Jika Hamka menggunakan istilah kemuliaan jasa lahir yang dapat dilihat
dan kemuliaan jasa batin yang dapat
difikir, maka Rhenald Kasali memakai istilah warisan yang tangible dan intangible. Apapun istilahnya tetap yang dimaksud keduanya tidak
jauh berbeda. Maka dapat ditarik
kesimpulan bahwa intangible legacy atau
jasa batin yang dapat difikir adalah
lebih kekal. Ia akan tetap dikenang, membekaskan sebutan yang mulia,
meninggalkan nama harum. Sebab legacy
dan jasanya melimpah kepada orang lain dan lintas generasi.

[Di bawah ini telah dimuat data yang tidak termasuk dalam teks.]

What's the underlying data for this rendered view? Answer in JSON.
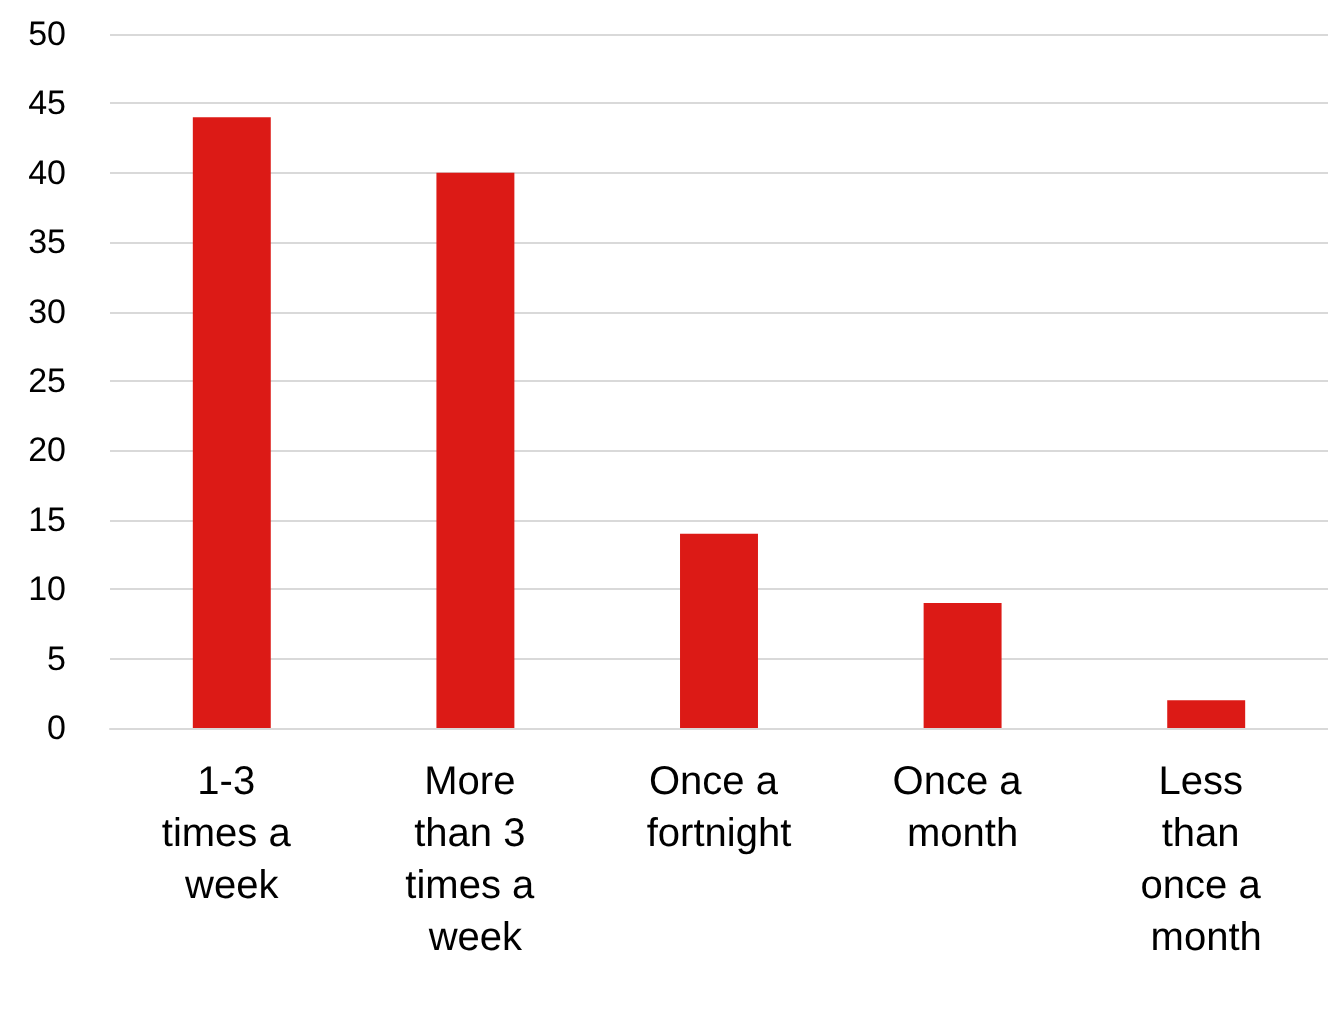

Terakhir saya akan kutipkan pernyataan
Syaikh Muhammad Abduh dalam Al ‘Urwatul Wutsqo yakni “Kemuliaan ialah
kebanggaan jiwa, tujuan perasaan dan pemandangan. Sinar kebanggaan diri itu
menimbulkan amal yang meninggalkan bekas yang baik kepada bangsanya dan kaum
seagamanya, atau kepada perikemanusiaan seluruhnya”. Sementara Hamka mengatakan
bahwa kemuliaan ialah kemuliaan jiwa. Jiwa yang menggeliat melepaskan diri dari
kerendahan dan perbudakan, mencari pekerjaan yang berguna.
[1] Buku ini diterbitkan oleh PT
Pustaka Panjimas Cetakan I dipublikasikan pada bulan Agustus 1940 dan telah
dicetak ulang lebih dari sepuluh kali.